Like many investors who have experienced multiple bull markets and thematic waves that generated big returns, Coulter echoed concerns about the tech bubble of the 1990s. He believes the weather will be the fourth wave of his career. investor that will change the way every business operates – following the interest rate cycle of the last decades, globalization and the rise of the tech sector – but as in 1998, investors must be skeptical.
Over the past 18 months, the public market has seen a massive increase in flows to ESG investment stories, including “a lot of money” to a limited number of companies like Tesla. It’s not just about individual investor money. Some long-term institutional investors strongly believe in Tesla, such as billionaire fund manager Ron Baron. The most recent stock picker in the market, Cathie Wood of ARK Invest, is also a major holder of Tesla.
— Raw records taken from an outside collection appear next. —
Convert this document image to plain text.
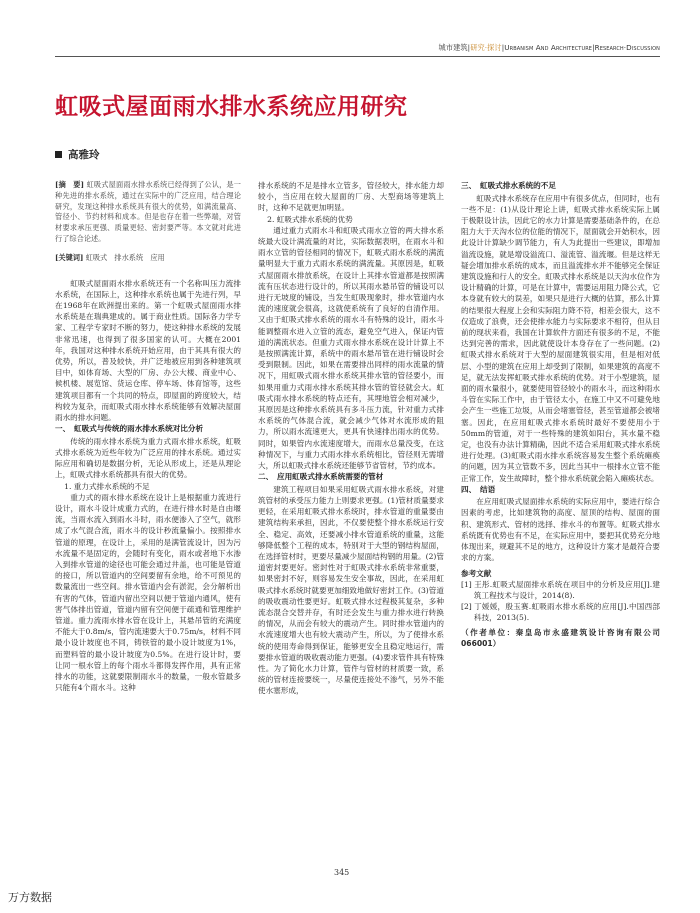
城市建筑|研究·探讨|Urbanism And Architecture|Research·Discussion
虹吸式屋面雨水排水系统应用研究
高雅玲
[摘　要] 虹吸式屋面雨水排水系统已经得到了公认，是一种先进的排水系统，通过在实际中的广泛应用，结合理论研究，发现这种排水系统具有很大的优势，如满流量高、管径小、节约材料和成本。但是也存在着一些弊端，对管材要求承压更强、质量更轻、密封要严等。本文就对此进行了综合论述。
[关键词] 虹吸式　排水系统　应用

虹吸式屋面雨水排水系统还有一个名称叫压力流排水系统，在国际上，这种排水系统也属于先进行列，早在1968年在欧洲提出来的。第一个虹吸式屋面雨水排水系统是在瑞典建成的。属于商业性质。国际各力学专家、工程学专家时不断的努力，使这种排水系统的发展非常迅速，也得到了很多国家的认可。大概在2001年，我国对这种排水系统开始应用，由于其具有很大的优势，所以，普及较快，并广泛地被应用到各种建筑项目中，如体育场、大型的厂房、办公大楼、商业中心、候机楼、展览馆、货运仓库、停车场、体育馆等，这些建筑项目都有一个共同的特点，即屋面的跨度较大，结构较为复杂，而虹吸式雨水排水系统能够有效解决屋面雨水的排水问题。

一、　虹吸式与传统的雨水排水系统对比分析

传统的雨水排水系统为重力式雨水排水系统，虹吸式排水系统为近些年较为广泛应用的排水系统。通过实际应用和确切是数据分析，无论从形成上，还是从理论上，虹吸式排水系统都具有很大的优势。

1. 重力式排水系统的不足

重力式的雨水排水系统在设计上是根据重力流进行设计，雨水斗设计成重力式的，在进行排水时是自由堰流，当雨水流入到雨水斗时，雨水便渗入了空气，就形成了水气混合流，雨水斗的设计秒流量偏小。按照排水管道的原理，在设计上，采用的是满管流设计，因为污水流量不是固定的，会随时有变化，雨水或者地下水渗入到排水管道的途径也可能会通过井盖，也可能是管道的接口，所以管道内的空间要留有余地，给不可预见的数量流出一些空间。排水管道内会有淤泥，会分解析出有害的气体，管道内留出空间以便于管道内通风，使有害气体排出管道，管道内留有空间便于疏通和管理维护管道。重力流雨水排水管在设计上，其悬吊管的充满度不能大于0.8m/s，管内流速要大于0.75m/s，材料不同最小设计坡度也不同，铸铁管的最小设计坡度为1%，而塑料管的最小设计坡度为0.5%。在进行设计时，要让同一根水管上的每个雨水斗都得发挥作用，具有正常排水的功能，这就要限制雨水斗的数量，一般水管最多只能有4个雨水斗。这种

排水系统的不足是排水立管多，管径较大，排水能力却较小，当应用在较大屋面的厂房、大型商场等建筑上时，这种不足就更加明显。

2. 虹吸式排水系统的优势

通过重力式雨水斗和虹吸式雨水立管的两大排水系统最大设计满流量的对比，实际数据表明，在雨水斗和雨水立管的管径相同的情况下，虹吸式雨水系统的满流量明显大于重力式雨水系统的满流量。其原因是，虹吸式屋面雨水排放系统，在设计上其排水管道都是按照满流有压状态进行设计的，所以其雨水悬吊管的铺设可以进行无坡度的铺设，当发生虹吸现象时，排水管道内水流的速度就会很高，这就使系统有了良好的自清作用。又由于虹吸式排水系统的雨水斗有特殊的设计，雨水斗能调整雨水进入立管的流态，避免空气进入，保证内管道的满流状态。但重力式雨水排水系统在设计计算上不是按照满流计算，系统中的雨水悬吊管在进行铺设时会受到限制。因此，如果在需要排出同样的雨水流量的情况下，用虹吸式雨水排水系统其排水管的管径要小，而如果用重力式雨水排水系统其排水管的管径就会大。虹吸式雨水排水系统的特点还有，其埋地管会相对减少，其原因是这种排水系统具有多斗压力流，针对重力式排水系统的气体混合流，就会减少气体对水流形成的阻力，所以雨水流速更大，更具有快速排出雨水的优势。同时，如果管内水流速度增大，而雨水总量没变，在这种情况下，与重力式雨水排水系统相比，管径则无需增大，所以虹吸式排水系统还能够节省管材，节约成本。

二、　应用虹吸式排水系统需要的管材

建筑工程项目如果采用虹吸式雨水排水系统，对建筑管材的承受压力能力上则要求更强。(1)管材质量要求更轻，在采用虹吸式排水系统时，排水管道的重量要由建筑结构来承担，因此，不仅要使整个排水系统运行安全、稳定、高效，还要减小排水管道系统的重量，这能够降低整个工程的成本，特别对于大型的钢结构屋面，在选择管材时，更要尽量减少屋面结构钢的用量。(2)管道密封要更好。密封性对于虹吸式排水系统非常重要，如果密封不好，则容易发生安全事故，因此，在采用虹吸式排水系统时就要更加细致地做好密封工作。(3)管道的吸收震动性要更好。虹吸式排水过程极其复杂，多种流态混合交替并存，有时还会发生与重力排水进行转换的情况，从而会有较大的震动产生。同时排水管道内的水流速度增大也有较大震动产生，所以，为了使排水系统的使用寿命得到保证，能够更安全且稳定地运行，需要排水管道的吸收震动能力更强。(4)要求管件具有特殊性。为了简化水力计算，管件与管材的材质要一致，系统的管材连接要统一，尽量使连接处不渗气，另外不能使水塞形成，

三、　虹吸式排水系统的不足

虹吸式排水系统存在应用中有很多优点，但同时，也有一些不足：(1)从设计理论上讲，虹吸式排水系统实际上属于极限设计法，因此它的水力计算是需要基础条件的，在总阻力大于天沟水位的位能的情况下，屋面就会开始积水，因此设计计算缺少调节能力，有人为此提出一些建议，即增加溢流设施，就是增设溢流口、溢流管、溢流堰。但是这样无疑会增加排水系统的成本，而且溢流排水并不能够完全保证建筑设施和行人的安全。虹吸式排水系统是以天沟水位作为设计精确的计算，可是在计算中，需要运用阻力降公式，它本身就有较大的误差，如果只是进行大概的估算，那么计算的结果很大程度上会和实际阻力降不符，相差会很大，这不仅造成了浪费，还会使排水能力与实际要求不相符，但从目前的现状来看，我国在计算软件方面还有很多的不足，不能达到完善的需求，因此就使设计本身存在了一些问题。(2)虹吸式排水系统对于大型的屋面建筑很实用，但是相对低层、小型的建筑在应用上却受到了限制，如果建筑的高度不足，就无法发挥虹吸式排水系统的优势。对于小型建筑，屋面的雨水量很小，就要使用管径较小的雨水斗，而这种雨水斗管在实际工作中，由于管径太小，在施工中又不可避免地会产生一些施工垃圾，从而会堵塞管径，甚至管道都会被堵塞。因此，在应用虹吸式排水系统时最好不要使用小于50mm的管道，对于一些特殊的建筑如阳台，其水量不稳定，也没有办法计算精确，因此不适合采用虹吸式排水系统进行处理。(3)虹吸式雨水排水系统容易发生整个系统瘫痪的问题，因为其立管数不多，因此当其中一根排水立管不能正常工作，发生故障时，整个排水系统就会陷入瘫痪状态。

四、　结语

在应用虹吸式屋面排水系统的实际应用中，要进行综合因素的考虑，比如建筑物的高度、屋顶的结构、屋面的面积、建筑形式、管材的选择、排水斗的布置等。虹吸式排水系统既有优势也有不足，在实际应用中，要把其优势充分地体现出来，规避其不足的地方，这种设计方案才是最符合要求的方案。

参考文献

[1] 王彤.虹吸式屋面排水系统在项目中的分析及应用[J].建筑工程技术与设计，2014(8).

[2] 丁媛媛，殷玉赛.虹吸雨水排水系统的应用[J].中国西部科技，2013(5).

（作者单位：秦皇岛市永盛建筑设计咨询有限公司066001）

345
万方数据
“When the money starts pouring into a limited number of businesses, there is hydraulics to it,” Coulter said.
This is the second time this year that Coulter is warning investors that it is still difficult to assess whether Tesla will be the next AOL or Amazon. He told CNBC’s Leslie Picker in July: “It’s clear in public markets that Tesla in some ways is getting attention – it might not end the way AOL ended – but it is. a first understanding of the importance of a sector of climate change universe. Electric vehicles are therefore a part of what needs to happen.… And yet, if you look at the importance given to climate-related businesses, enormous attention is given to this corner of the market. ”
The electric vehicle resolution will create “immense opportunities” for investor capital, Coulter told Delivering Alpha on Wednesday, but he also added to the Tesla comparison: “AOL was one of the first companies you heard from. talk about and Tesla was the first one you heard of here, but that doesn’t mean we’ve seen the Googles and Salesforces of that. “
Coulter predicts a massive shift as the technology industry evolves, with the power grid moving from a model that resembles the original central computing to a distributed grid with intermittent sources like wind power. and solar entering a generation mix that is “massively more complex and green” and more like the current client-server model of technology.
“You can learn a lot from the analogy with what happened in the public market [in the 1990s]Coulter said. The investable climate market, like the tech market, is coming. But investors should “not get carried away by this moment, but by this time,” Coulter added.
According to Coulter, investors may seize several major economic waves to generate alpha as the overall market appears stretched in terms of valuation, including the relocation of industry and biotech. But he is looking for an alpha in decarbonization, which, according to him, may be the greatest industrial revolution in the history of mankind, but which is only “in the early stages of this era”.